The other problem area is that my home is shared with my dear husband who has not signed up to this approach. We do have individual areas but we also have shared space. “My” large cutting table is also his “food prep area”. This is economical but not conducive to happiness as we both want to use it, especially at the weekend. Her advice on communal space is to start on personal space and make it perfect. Then it is likely that others in the house will follow suit.
Most questions you may have about tidying are answered in this easy to read volume. I would recommend it as an interesting read. But can I implement it? I thought about this question for quite a long time. Then, on Wednesday I grabbed a pair of red gloves before I left home. They were both for the left hand. Why would someone keep two left gloves? I felt like a total idiot.

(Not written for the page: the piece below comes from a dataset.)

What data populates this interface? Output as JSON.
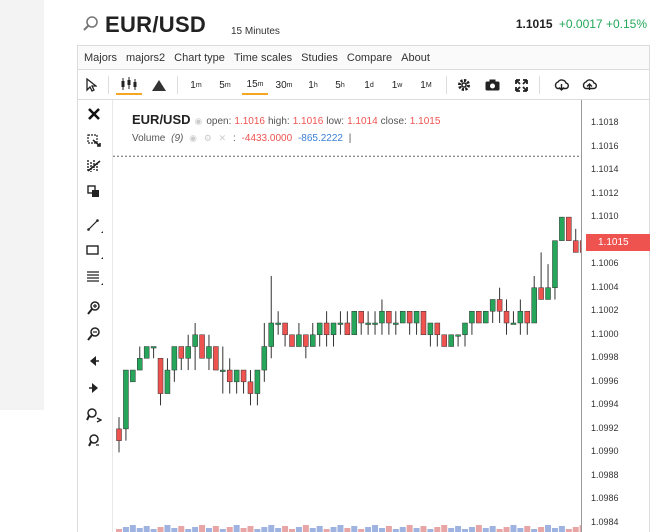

Here are my reasons for tackling my home
- I would like a serene and clutter free environment
- I enjoy having a clear line of sight
- I would like my lovely home to look beautiful all the time
- I would like to know that my home is clean and tidy all the time
- I feel burdened by having too much stuff to worry about
- I know I have lots of things that I am no longer aware of that are just taking up space
- I would rather someone else could enjoy them – if they go to the charity shop then they are being recycled and a donation is also made
- I have trouble shutting some of my drawers
- I can’t always find things quickly
- I forget what I already have and sometimes buy the same thing again
- I find it hard to discard gifts and valuable items
- I sometimes think I will get round to something in the future but I haven’t yet (eg knitting two jumpers)
- I bump into furniture as our home is small and we have a lot of stuff
- Many of our storage “solutions” are not well used
- Things are not classified very effectively
- I don’t want to live like this
I am thinking about making this fundamental change and will let you know how I get on.